Alarmistische Nachrichten über das Artensterben gebe es genug, sagt er. «Das lässt abstumpfen, abschalten.» Eulberg will mit etwas Positivem dagegenhalten.

   Seit seiner Kindheit fühlt er sich in der Natur zu Hause. Geboren in Westerburg im Westerwald, wächst er umgeben von Wäldern und Seen auf, ohne Fernseher. Sein Vater, ein Biologielehrer, bringt ihm stattdessen die Tiere nahe. Eulberg nimmt Vogelstimmen auf, richtet sich in seinem Kinderzimmer ein Studio ein und verfremdet das Zwitschern mit Synthesizern. «Öko-Techno» nennt das die Szene-Zeitschrift «Groove».

   In Bonn studiert er Biologie und Ökologie mit dem Schwerpunkt Naturschutz, geht für ein Forschungsprojekt an die Müritz. Als das Geld dafür eingestellt wird, entscheidet sich Eulberg, in einer selbst gebauten Hütte zu bleiben. Ohne Strom, ohne fließendes Wasser. Das Erlebnis sei unbeschreiblich gewesen, sagt der Mann mit den kinnlangen blonden Haaren. «Ich habe gemerkt, dass die Natur ein kostengünstiger Weg ist, das Glück zu finden.»

   Der Musiker und Biologe lebt gern beide Leidenschaften. Im Historischen Museum der Pfalz in Speyer hat er für die Familienausstellung «Expedition Erde» (bis 19. Juni) das Sounddesign entworfen. Mit Schmatzgeräuschen, Steinen und Wasser komponierte er beispielsweise Regenwurmgeräusche. In seinen «Wunderfakten» lesen Besucher der Ausstellung, dass Mauersegler selbst den Schlaf fliegend verbringen und Maulwürfe in einer Stunde bis zu sieben Meter Tunnel graben können.

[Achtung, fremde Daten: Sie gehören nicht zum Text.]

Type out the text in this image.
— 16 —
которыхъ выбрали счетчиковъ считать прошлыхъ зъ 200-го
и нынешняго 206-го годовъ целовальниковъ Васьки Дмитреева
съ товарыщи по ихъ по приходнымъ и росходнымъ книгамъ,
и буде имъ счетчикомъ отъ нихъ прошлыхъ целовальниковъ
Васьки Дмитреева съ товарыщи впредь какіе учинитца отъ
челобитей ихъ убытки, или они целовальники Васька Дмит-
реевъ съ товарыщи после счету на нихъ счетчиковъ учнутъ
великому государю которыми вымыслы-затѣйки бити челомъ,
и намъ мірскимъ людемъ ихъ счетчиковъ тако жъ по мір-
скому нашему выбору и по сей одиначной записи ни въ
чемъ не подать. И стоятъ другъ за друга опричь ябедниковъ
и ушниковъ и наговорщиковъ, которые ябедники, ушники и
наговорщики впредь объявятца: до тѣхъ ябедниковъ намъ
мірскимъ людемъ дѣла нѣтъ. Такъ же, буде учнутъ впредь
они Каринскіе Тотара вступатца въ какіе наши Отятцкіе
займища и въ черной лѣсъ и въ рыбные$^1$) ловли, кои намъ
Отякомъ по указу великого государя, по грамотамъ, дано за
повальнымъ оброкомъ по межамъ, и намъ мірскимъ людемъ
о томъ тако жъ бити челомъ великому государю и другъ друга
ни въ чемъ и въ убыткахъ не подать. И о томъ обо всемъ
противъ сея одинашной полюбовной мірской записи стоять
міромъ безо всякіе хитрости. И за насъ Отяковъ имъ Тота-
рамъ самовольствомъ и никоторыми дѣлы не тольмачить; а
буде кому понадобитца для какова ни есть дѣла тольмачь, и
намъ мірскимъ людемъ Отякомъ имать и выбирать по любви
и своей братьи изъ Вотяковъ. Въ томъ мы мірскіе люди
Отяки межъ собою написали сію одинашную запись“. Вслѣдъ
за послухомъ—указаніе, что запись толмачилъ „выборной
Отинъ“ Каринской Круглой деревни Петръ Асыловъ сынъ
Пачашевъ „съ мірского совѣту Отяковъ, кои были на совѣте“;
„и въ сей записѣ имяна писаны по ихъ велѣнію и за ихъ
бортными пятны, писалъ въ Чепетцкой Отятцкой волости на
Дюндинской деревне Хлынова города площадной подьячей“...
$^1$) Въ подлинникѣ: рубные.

   «Wir müssen die Menschen lustvoll erreichen, mit allen Sinnen», davon ist Eulberg überzeugt. Wohl auch deshalb gehören zu seinen Musikstücken aufwendig gestaltete Videos. «Jedes Lebewesen ist ein Individuum, ein anmutiges und schützenswürdiges Zeugnis des Seins. Ekel und Abstoßung sind nur Ausdruck einer verrückten Blickweise», diese Worte stellt er dem Video «Eintagsfliege» voran, das er gemeinsam mit Thorben Danke produzierte. Es ist ein «ausgezeichneter Beitrag der UN-Dekade Biologische Vielfalt». 35.088 Makrofotos von Danke bringen Insekten auf Augenhöhe mit ihren Betrachtern: Der Mensch als Teil, nicht als Krone der Schöpfung.

   «Ich bin froh, dass ich mit christlichen Grundwerten erzogen worden bin», sagt Eulberg. Als Kind war er Messdiener, wuchs in einem katholischen Elternhaus «mit der Nächstenliebe und den zehn Geboten» auf, wie er erzählt. Auch wenn er kein Kirchgänger sei, merke er doch: «Es gibt auf jeden Fall etwas, was dahintersteht hinter allem.» Dies lehre ihn auch die Wissenschaft.

   Zuerst einmal entzaubere Wissen das kindliche Staunen. «Doch je mehr man forscht, desto mehr merkt man, dass man gar nichts versteht», sagt Eulberg. Als Beispiel nennt er das Geheimnis der Metamorphose einer Raupe, das letzlich ungelöst sei.

   Eulberg versucht, dieses Staunen zurückzuholen bei seinen Auftritten als DJ, die er gerne mit Vorträgen und Exkursionen verbindet. Dabei sind Naturerlebnis und Naturschutz auch immer eine Gratwanderung, weiß er. In der Corona-Hochphase seien etliche Leute rausgegangen zum Wandern oder Pilze sammeln. «Die sind dann auch in sensible Gebiete reingelatscht.»

   In seinem Buch «Mikroorgasmen überall» – von «Bild der Wissenschaft» zuletzt zum Wissenschaftsbuch des Jahres 2021 in der Kategorie Unterhaltung prämiert – erzählt er von den kleinen und großen Wundern der Natur. Und warnt, die Menschheit sei gerade dabei, sich selbst abzuschaffen. Denn Eulbergs Einsatz für Natur und
Artenschutz ist auch politisch. Auf seinem Facebook-Profil wirbt er für die Idee des «Gemeinwohlprodukts»: Nicht der Wert der umgesetzten Waren sollte den Zustand der Wirtschaft bemessen, sondern ob sie nachhaltig seien oder dem Menschen langfristig schadeten.

   Trotz der Corona-Pause als DJ scheint ihm nicht langweilig zu werden: Zwei neue Spiele hat Eulberg zuletzt entwickelt. Für den «Arte»-Film «Wilde Bienen» hat er die Musik komponiert. Jetzt sitzt er an einem neuen Buch in Zusammenarbeit mit dem Museum für Naturkunde in Berlin. Dass er einmal beim Evangelischen Kirchentag auftritt, will Eulberg nicht ausschließen. Denn immer neue Wege zu suchen, um die Menschen für die Natur einzunehmen, darum geht es ihm.